= Leontius of Damascus =

9th-century Syrian monk

Leontius of Damascus ( 790–821) was a Syrian monk who wrote a biography in Greek of his teacher, Stephen of Mar Saba. It emphasises Stephen's asceticism and thaumaturgy (miracle-working), but is also a rich source for the history of Palestine in the eighth century. It has been translated into English.

==Life==
Leontius was born in Damascus in the second half of the eighth century. All that is known about him comes from the autobiographical account he includes in his biography of Stephen. Sometime before 790, he entered the Melkite monastery of Mar Saba. After suffering blasphemous thoughts for two years, which he attributes to a demon, he was healed and even saved from suicide by the spiritual tutelage of Stephen. Stephen later also healed him from a high fever.

Stephen eventually accepted Leontius as his disciple and the two wandered the Judaean Desert for four years, Leontius noting down Stephen's teachings. After Stephen's death on 31 March 794, Leontius wrote a biography of his master, including stories he had collected about his life, the teachings he had recorded himself and various miracles he attributed to Stephen.

Leontius died, possibly at Mar Saba, in the first half of the ninth century.

==Works==
Leontius wrote his biography of Stephen in Greek between 794 and 821. The complete text in Greek does not survive; the first part is missing. The complete text is known only from an Arabic translation made from the Greek by Anbā Yanna ibn Iṣṭafān al-Fākhūrī at Mar Saba in March 903. It is largely a faithful translation.

The sole preserved Greek manuscript, MS Coislin Gr. 303, dates to the tenth century and is missing the first few quires, containing about a fifth of the work, including the original title. It was re-copied in 1662 by Daniel Papebroch. The Arabic version survives in two thirteenth-century manuscripts, one dated 1238. There is also a fragmentary Georgian translation made from the Arabic by John Zosimus in the tenth century. Both the Georgian and Arabic texts were discovered by Gérard Garitte at Saint Catherine's Monastery on Sinai in the 1950s. Since then, three Arabic fragments have been found, one from the tenth century and two from the sixteenth, including one dated 1536. A Latin translation of the Greek appeared in the Acta Sanctorum in 1723. Garitte translated the missing portion from Arabic into Latin in 1959. A full Italian translation from the Arabic was published by Bartolomeo Pirone in 1991, followed by John Lamoreaux's English translation in 1999.

One passage of the work, "On the All-Night Vigils", is found in the Georgian and two of the Arabic fragments, as well as a nineteenth-century Arabic manuscript in Garshuni script. This popular passage was translated into Old Church Slavonic no later than the fifteenth century. It survives in at least seven Slavonic manuscripts. In the Georgian and Arabic tradition it is attributed to Stephen of Mar Saba, but in the Slavonic it is misattributed to Stephen of Thebes.

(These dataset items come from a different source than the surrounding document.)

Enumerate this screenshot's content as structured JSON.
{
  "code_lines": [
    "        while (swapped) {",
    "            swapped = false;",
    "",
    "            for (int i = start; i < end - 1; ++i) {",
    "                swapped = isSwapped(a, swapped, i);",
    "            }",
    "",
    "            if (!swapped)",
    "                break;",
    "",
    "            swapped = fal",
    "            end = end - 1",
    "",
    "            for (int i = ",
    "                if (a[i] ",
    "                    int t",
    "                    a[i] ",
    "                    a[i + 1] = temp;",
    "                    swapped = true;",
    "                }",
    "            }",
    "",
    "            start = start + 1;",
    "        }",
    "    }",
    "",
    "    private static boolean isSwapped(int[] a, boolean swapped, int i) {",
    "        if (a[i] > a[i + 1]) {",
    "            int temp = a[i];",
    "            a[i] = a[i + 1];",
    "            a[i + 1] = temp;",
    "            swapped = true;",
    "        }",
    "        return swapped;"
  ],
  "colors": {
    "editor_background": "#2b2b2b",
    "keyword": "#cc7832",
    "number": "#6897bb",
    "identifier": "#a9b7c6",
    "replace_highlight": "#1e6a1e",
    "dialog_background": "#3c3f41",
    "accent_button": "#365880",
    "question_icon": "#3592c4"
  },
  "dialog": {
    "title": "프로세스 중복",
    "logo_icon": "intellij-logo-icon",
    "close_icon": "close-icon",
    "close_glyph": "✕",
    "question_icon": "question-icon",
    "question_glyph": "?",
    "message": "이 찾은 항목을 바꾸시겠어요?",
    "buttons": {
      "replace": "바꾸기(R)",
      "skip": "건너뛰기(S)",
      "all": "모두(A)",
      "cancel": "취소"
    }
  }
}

The title of Leontius' biography in the Arabic manuscripts is The Life and Conduct of Our Holy Father, the Pure and Upright Mar Stephen, the Virtuous Anchorite Who Dwelt in the Lavra of Our Father Mar Sabas. It is a valuable historical source on Palestinian Christianity, the Holy Land pilgrimage and Christian–Muslim relations under the early Abbasid Caliphate. Leontius was an eyewitness to many events he records. He mentions the Bedouin sack of Mar Saba shortly after Stephen's death, which he witnessed. He portrays the tax on Christians, the jizya, as a severe burden that could even lead to apostasy.

At the centre of the Life are more than eighty miracles performed by Stephen. He records one instance in which a Muslim converted to Christianity after witnessing a miraculous healing by Stephen. Although the miracles are typically downplayed by modern scholars more interested in the details of daily life among the Melkite monastics of Islamic Palestine, they formed the core story for Leontius and his original audience. The miracles demonstrated the superiority and correctness of Melkite belief as against Monophysitism and Islam. Referring to the decline of monasticism that occurred in the wake of "great earthquake", he also openly addresses the question whether it is better to be a Christian in the world or a monk in the desert in his day.

Leontius uses Byzantine anno mundi dates.

==Editions==
- The Life of Stephen of Mar Sabas. Arabic edition with English translation by John C. Lamoreaux. Corpus Scriptorum Christianorum Orientalium, Vols. 578–579 (Scriptores Arabici 50–51). Louvain: Peeters, 1999.